A czy Pan John zakładał gazetę w celu wykopania MGG nie wiem, wiem natomiast, że go nie trawił jako i ja, a jaki był mój udział w tym wykopywaniu? Zaiste niemały, wszak obecny proces z udziałem tego niewykształconego nieuka , wizyta ABW i inne atrakcje to właśnie ja temu komuś zafundowałem, we własnej osobie i zawsze się pod każdym moim ruchem podpisywałem. Innych faktów nie znam.
0 0
A kto to jest ten MGG?
0 0
pan boreel to cwaniak liczy się tylko dobro osobiste i biznes ludzie dla niego są nic nie warte przez program pani jaworowicz chce pokazać się z dobrej strony.znam go z drugiej gorszej
0 0
Pewnie ta wypowiedż zostanie wycięta, ale ten BORELL wydał PASZKWIL na Gołuńskiego.Dwa dni przed wyborami, ,jego pieski roznosiły tą "gazetkę" po domach.Pani Małgosiu, pani tu jeszcze nie było, ale to był chwyt poniżej pasa.To były osobiste porachunki.Gołuński miał zaklejone oczy jak przestępca, w tej gazecie.Maczali wtym palce potakiwacze obecnej pani burmistrz. Czekam z utęsknieniem kiedy i ONA odejdzie w taki sam sposób.Panie Wojtku, pan to wie i jeżeli wytnie pan mój komentarz, to będzie znaczylo.... o czym wszyscy po cichu mówili ,pan też miał w tym swój udział.Dlatego na tym forum nie krytykuje się pani burmistrz.Mogę nawet napisać do Pani Jaworowicz o wyczynach tego BORELLA.
0 0
miał oczy zasłonięte... A co miał mieć? Kieszeń, żeby nie było widać ile się nachlapał? Powinien odejść w kajdankach, i tak opiekło mu się.

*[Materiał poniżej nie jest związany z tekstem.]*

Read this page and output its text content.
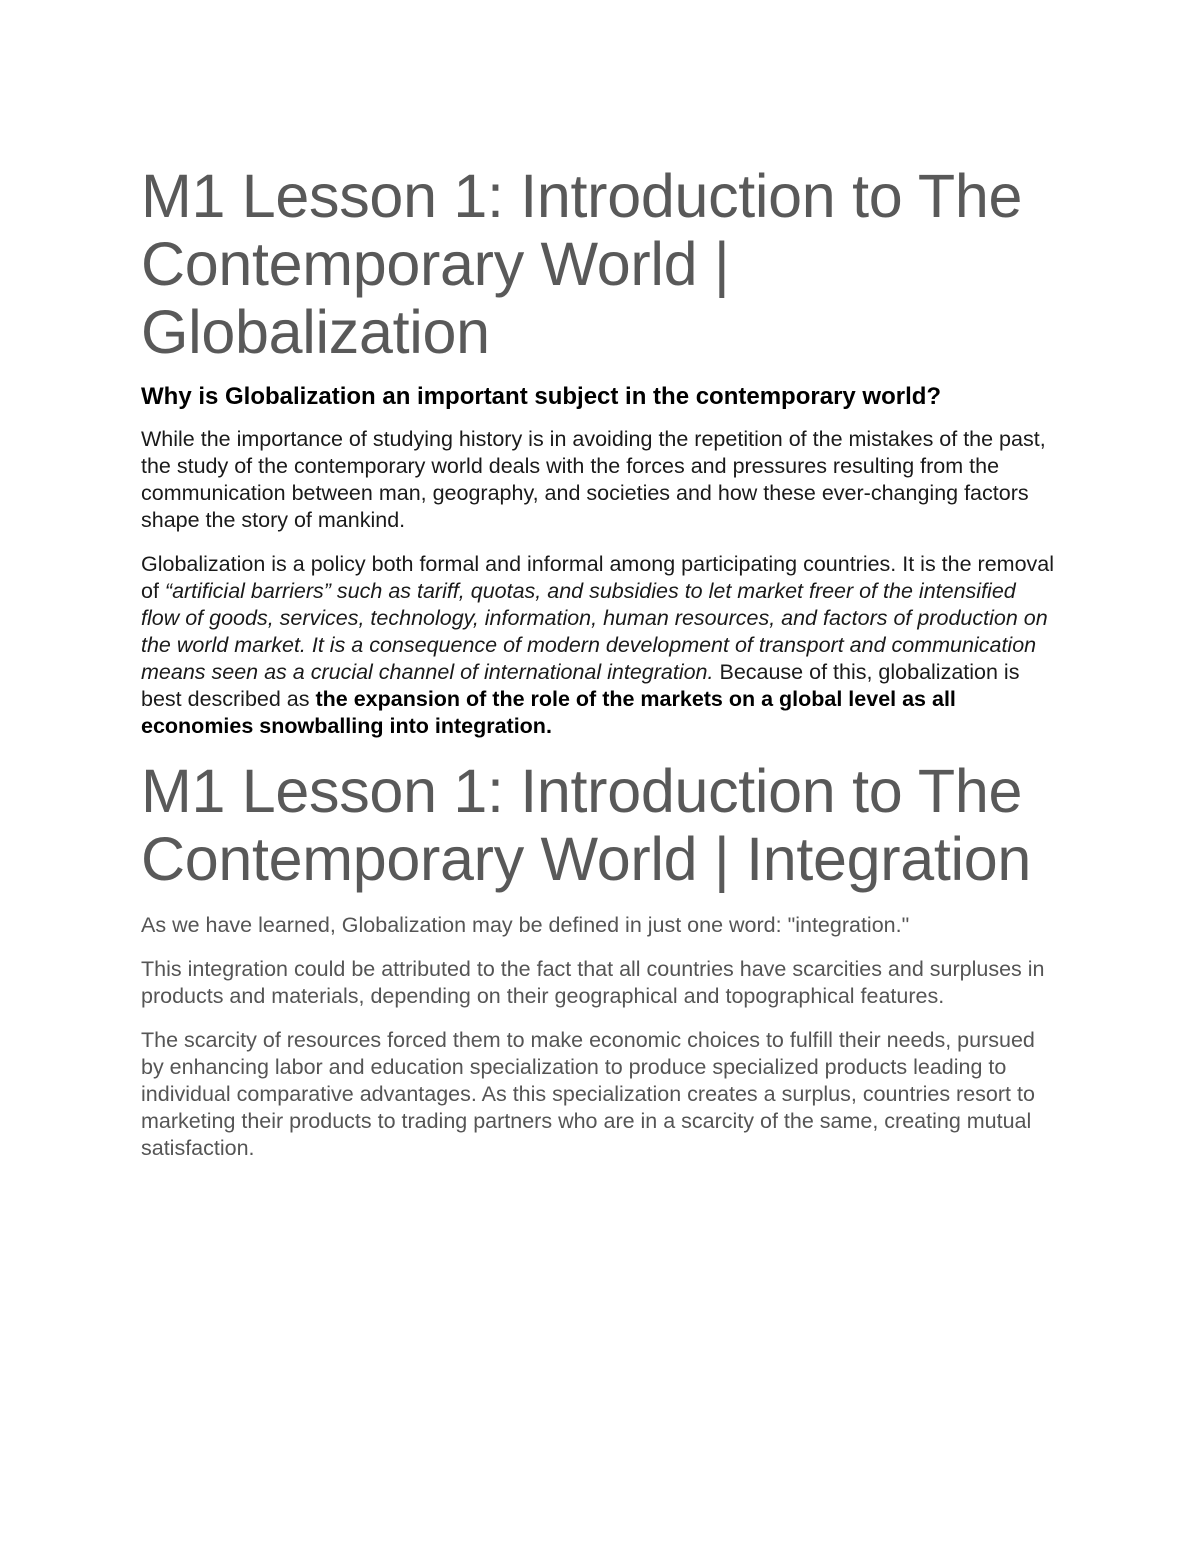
M1 Lesson 1: Introduction to The Contemporary World | Globalization
Why is Globalization an important subject in the contemporary world?

While the importance of studying history is in avoiding the repetition of the mistakes of the past, the study of the contemporary world deals with the forces and pressures resulting from the communication between man, geography, and societies and how these ever-changing factors shape the story of mankind.

Globalization is a policy both formal and informal among participating countries. It is the removal of “artificial barriers” such as tariff, quotas, and subsidies to let market freer of the intensified flow of goods, services, technology, information, human resources, and factors of production on the world market. It is a consequence of modern development of transport and communication means seen as a crucial channel of international integration. Because of this, globalization is best described as the expansion of the role of the markets on a global level as all economies snowballing into integration.

M1 Lesson 1: Introduction to The Contemporary World | Integration

As we have learned, Globalization may be defined in just one word: "integration."

This integration could be attributed to the fact that all countries have scarcities and surpluses in products and materials, depending on their geographical and topographical features.

The scarcity of resources forced them to make economic choices to fulfill their needs, pursued by enhancing labor and education specialization to produce specialized products leading to individual comparative advantages. As this specialization creates a surplus, countries resort to marketing their products to trading partners who are in a scarcity of the same, creating mutual satisfaction.
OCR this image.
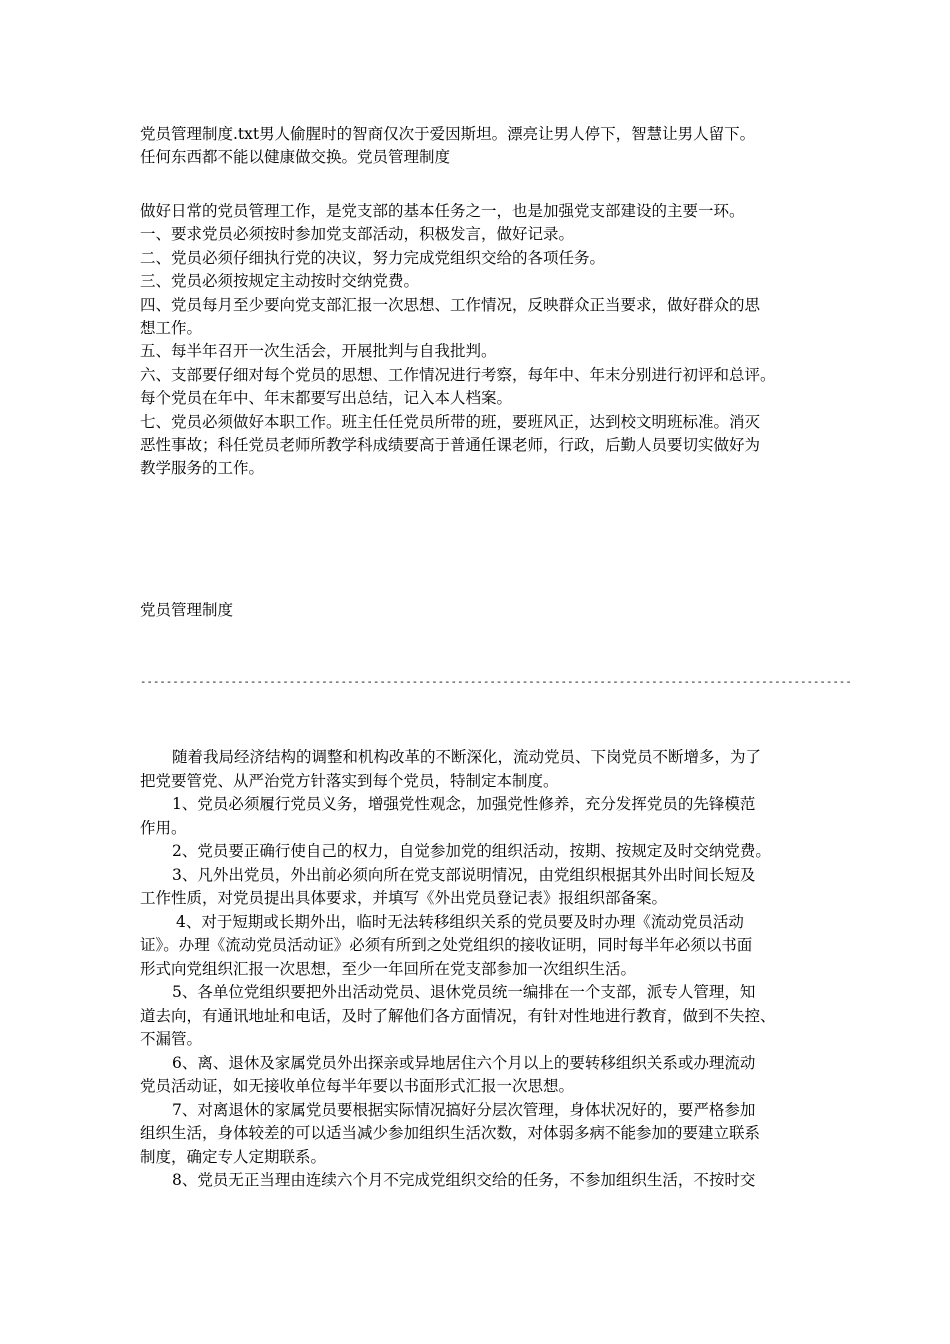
党员管理制度.txt男人偷腥时的智商仅次于爱因斯坦。漂亮让男人停下，智慧让男人留下。

任何东西都不能以健康做交换。党员管理制度

做好日常的党员管理工作，是党支部的基本任务之一，也是加强党支部建设的主要一环。

一、要求党员必须按时参加党支部活动，积极发言，做好记录。

二、党员必须仔细执行党的决议，努力完成党组织交给的各项任务。

三、党员必须按规定主动按时交纳党费。

四、党员每月至少要向党支部汇报一次思想、工作情况，反映群众正当要求，做好群众的思

想工作。

五、每半年召开一次生活会，开展批判与自我批判。

六、支部要仔细对每个党员的思想、工作情况进行考察，每年中、年末分别进行初评和总评。

每个党员在年中、年末都要写出总结，记入本人档案。

七、党员必须做好本职工作。班主任任党员所带的班，要班风正，达到校文明班标准。消灭

恶性事故；科任党员老师所教学科成绩要高于普通任课老师，行政，后勤人员要切实做好为

教学服务的工作。

党员管理制度

--------------------------------------------------------------------------------------------------------------

随着我局经济结构的调整和机构改革的不断深化，流动党员、下岗党员不断增多，为了

把党要管党、从严治党方针落实到每个党员，特制定本制度。

1、党员必须履行党员义务，增强党性观念，加强党性修养，充分发挥党员的先锋模范

作用。

2、党员要正确行使自己的权力，自觉参加党的组织活动，按期、按规定及时交纳党费。

3、凡外出党员，外出前必须向所在党支部说明情况，由党组织根据其外出时间长短及

工作性质，对党员提出具体要求，并填写《外出党员登记表》报组织部备案。

4、对于短期或长期外出，临时无法转移组织关系的党员要及时办理《流动党员活动

证》。办理《流动党员活动证》必须有所到之处党组织的接收证明，同时每半年必须以书面

形式向党组织汇报一次思想，至少一年回所在党支部参加一次组织生活。

5、各单位党组织要把外出活动党员、退休党员统一编排在一个支部，派专人管理，知

道去向，有通讯地址和电话，及时了解他们各方面情况，有针对性地进行教育，做到不失控、

不漏管。

6、离、退休及家属党员外出探亲或异地居住六个月以上的要转移组织关系或办理流动

党员活动证，如无接收单位每半年要以书面形式汇报一次思想。

7、对离退休的家属党员要根据实际情况搞好分层次管理，身体状况好的，要严格参加

组织生活，身体较差的可以适当减少参加组织生活次数，对体弱多病不能参加的要建立联系

制度，确定专人定期联系。

8、党员无正当理由连续六个月不完成党组织交给的任务，不参加组织生活，不按时交
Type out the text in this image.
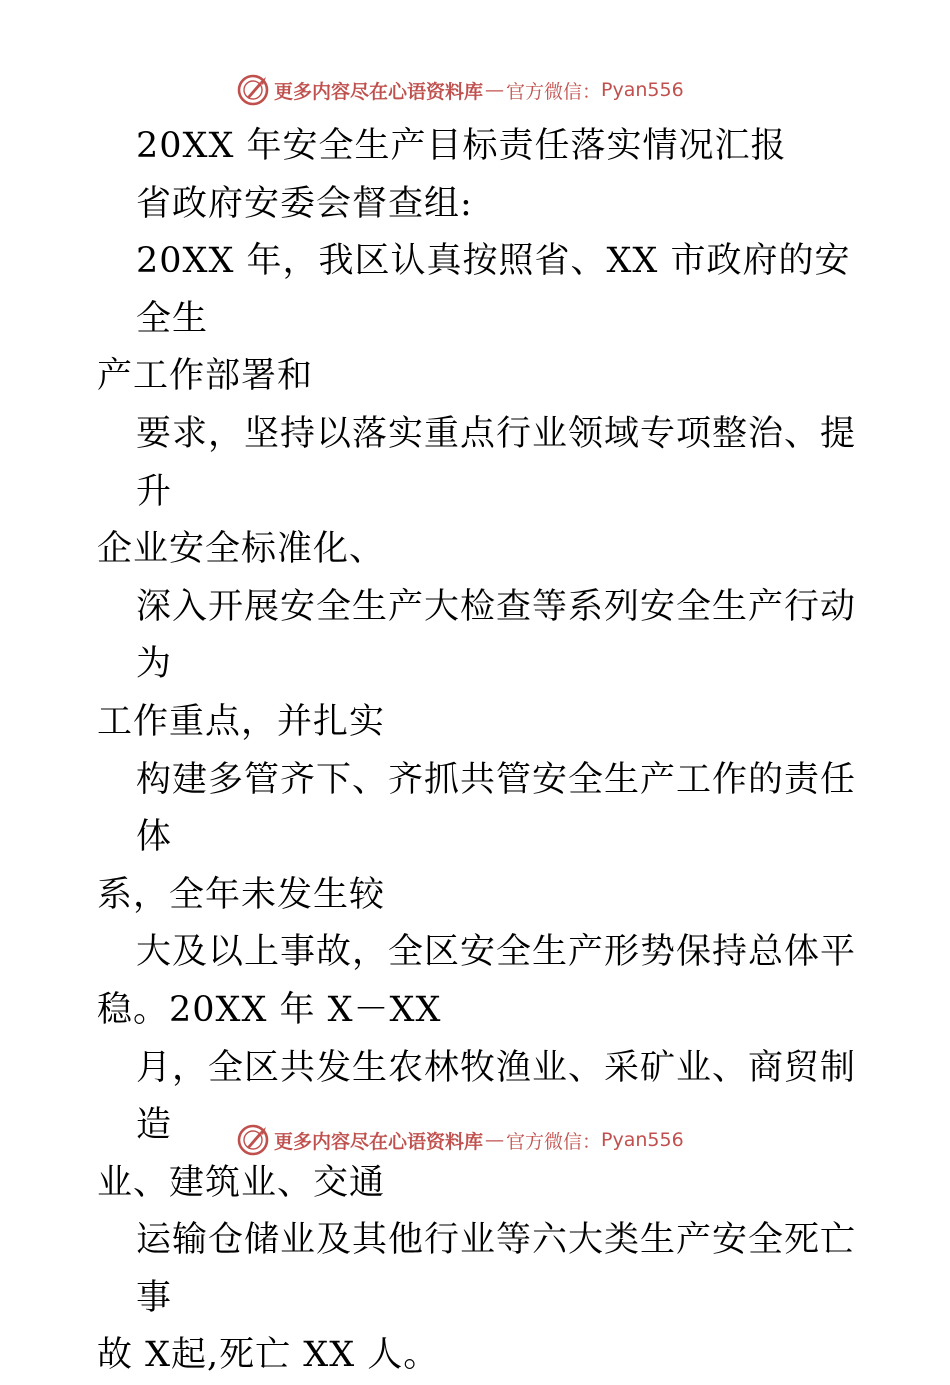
更多内容尽在心语资料库 — 官方微信： Pyan556

20XX 年安全生产目标责任落实情况汇报

省政府安委会督查组:

20XX 年，我区认真按照省、XX 市政府的安全生

产工作部署和

要求，坚持以落实重点行业领域专项整治、提升

企业安全标准化、

深入开展安全生产大检查等系列安全生产行动为

工作重点，并扎实

构建多管齐下、齐抓共管安全生产工作的责任体

系，全年未发生较

大及以上事故，全区安全生产形势保持总体平

稳。20XX 年 X－XX

月，全区共发生农林牧渔业、采矿业、商贸制造

业、建筑业、交通

运输仓储业及其他行业等六大类生产安全死亡事

故 X起,死亡 XX 人。

更多内容尽在心语资料库 — 官方微信： Pyan556
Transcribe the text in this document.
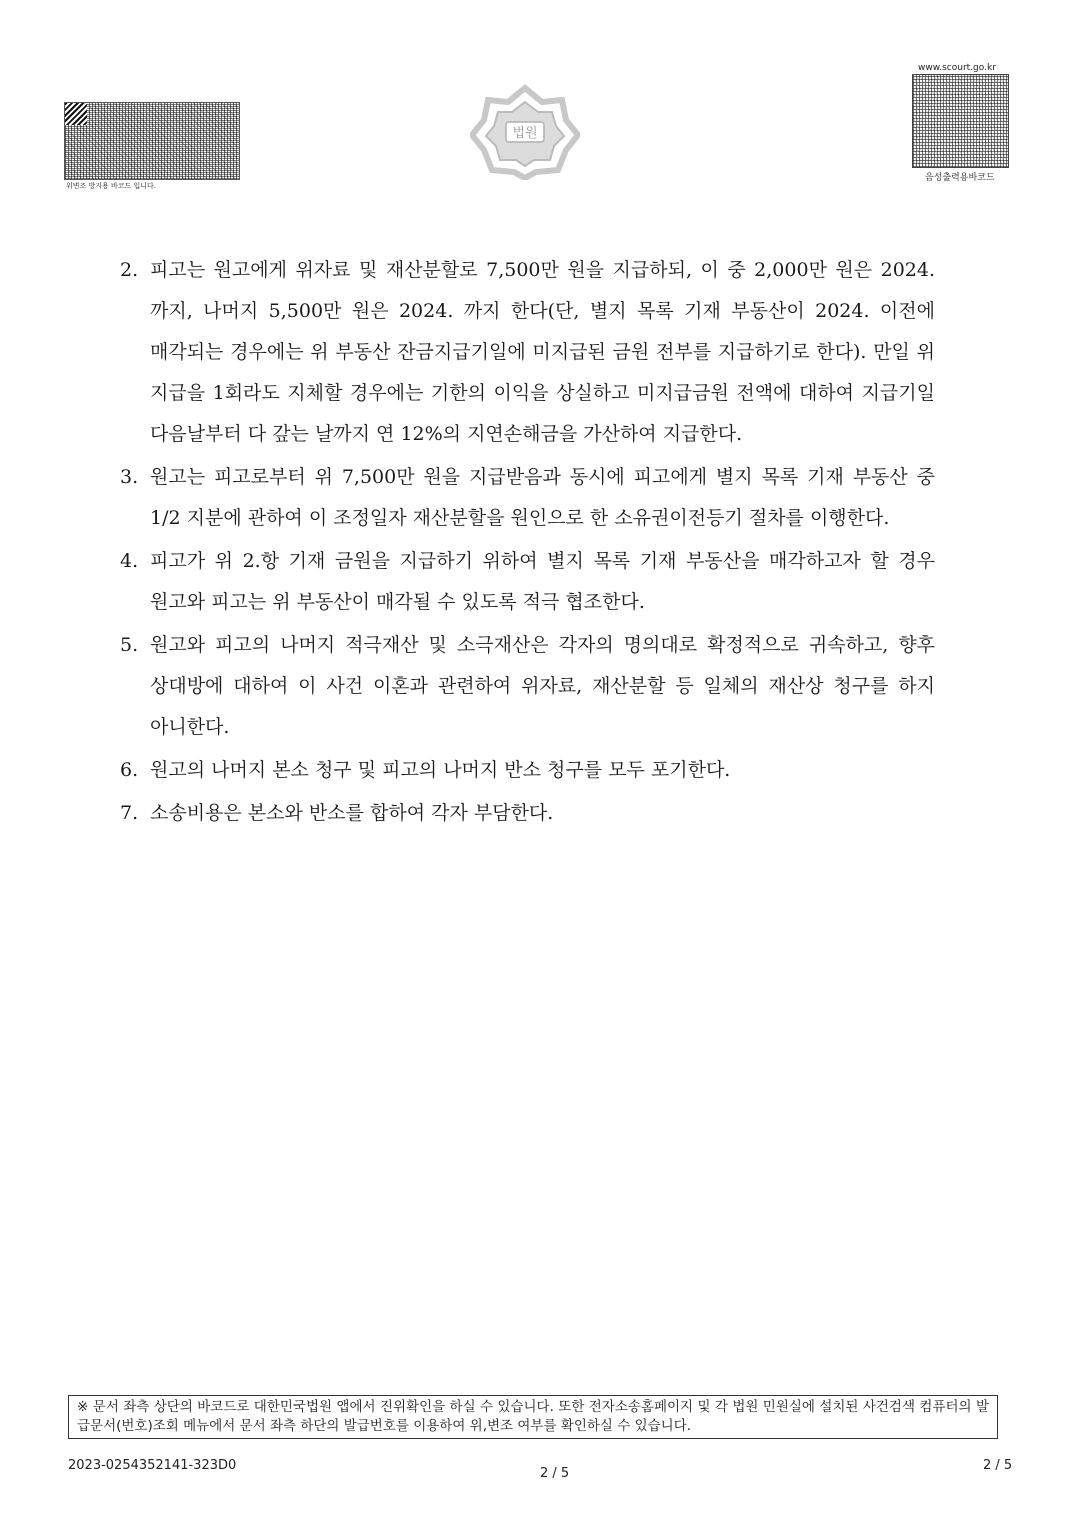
위변조 방지용 바코드 입니다.
법원
www.scourt.go.kr
음성출력용바코드
2. 피고는 원고에게 위자료 및 재산분할로 7,500만 원을 지급하되, 이 중 2,000만 원은 2024. 까지, 나머지 5,500만 원은 2024. 까지 한다(단, 별지 목록 기재 부동산이 2024. 이전에 매각되는 경우에는 위 부동산 잔금지급기일에 미지급된 금원 전부를 지급하기로 한다). 만일 위 지급을 1회라도 지체할 경우에는 기한의 이익을 상실하고 미지급금원 전액에 대하여 지급기일 다음날부터 다 갚는 날까지 연 12%의 지연손해금을 가산하여 지급한다.
3. 원고는 피고로부터 위 7,500만 원을 지급받음과 동시에 피고에게 별지 목록 기재 부동산 중 1/2 지분에 관하여 이 조정일자 재산분할을 원인으로 한 소유권이전등기 절차를 이행한다.
4. 피고가 위 2.항 기재 금원을 지급하기 위하여 별지 목록 기재 부동산을 매각하고자 할 경우 원고와 피고는 위 부동산이 매각될 수 있도록 적극 협조한다.
5. 원고와 피고의 나머지 적극재산 및 소극재산은 각자의 명의대로 확정적으로 귀속하고, 향후 상대방에 대하여 이 사건 이혼과 관련하여 위자료, 재산분할 등 일체의 재산상 청구를 하지 아니한다.
6. 원고의 나머지 본소 청구 및 피고의 나머지 반소 청구를 모두 포기한다.
7. 소송비용은 본소와 반소를 합하여 각자 부담한다.
※ 문서 좌측 상단의 바코드로 대한민국법원 앱에서 진위확인을 하실 수 있습니다. 또한 전자소송홈페이지 및 각 법원 민원실에 설치된 사건검색 컴퓨터의 발급문서(번호)조회 메뉴에서 문서 좌측 하단의 발급번호를 이용하여 위,변조 여부를 확인하실 수 있습니다.
2023-0254352141-323D0
2 / 5
2 / 5
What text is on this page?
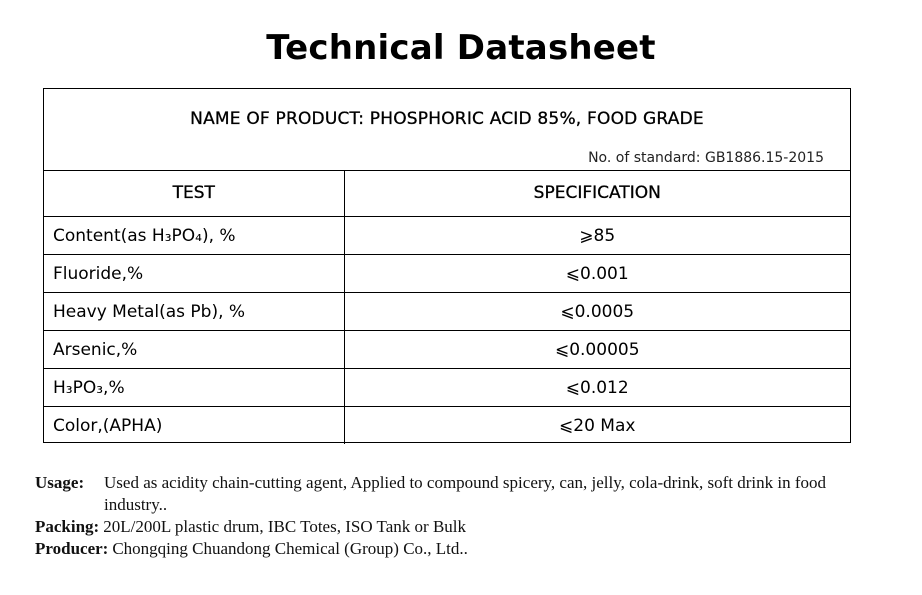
Technical Datasheet
NAME OF PRODUCT: PHOSPHORIC ACID 85%, FOOD GRADE
No. of standard: GB1886.15-2015
TEST	SPECIFICATION
Content(as H₃PO₄), %	⩾85
Fluoride,%	⩽0.001
Heavy Metal(as Pb), %	⩽0.0005
Arsenic,%	⩽0.00005
H₃PO₃,%	⩽0.012
Color,(APHA)	⩽20 Max
Usage:	Used as acidity chain-cutting agent, Applied to compound spicery, can, jelly, cola-drink, soft drink in food industry..
Packing: 20L/200L plastic drum, IBC Totes, ISO Tank or Bulk
Producer: Chongqing Chuandong Chemical (Group) Co., Ltd..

Takiego hochsztaplera jak ten to Kaszuby nie zobaczą lata jeszcze.
I popluj sobie p.Halino na pana Johna, na mnie, na Wojtka - my stanęliśmy wówczas po właściwej stronie.
0 0
Borrell pomaga ludziom dookoła, daje pracę, oczywiście
nie godzi się na wykorzystywanie i naciąganie różnym cwaniakom, ktorzy myslą ,że jak Borrell ma pieniądze to mozna go prostu oszukać.
0 0
Pani Halino,
Jestem niczyim potakiwaczem, to jest pewne jak drut.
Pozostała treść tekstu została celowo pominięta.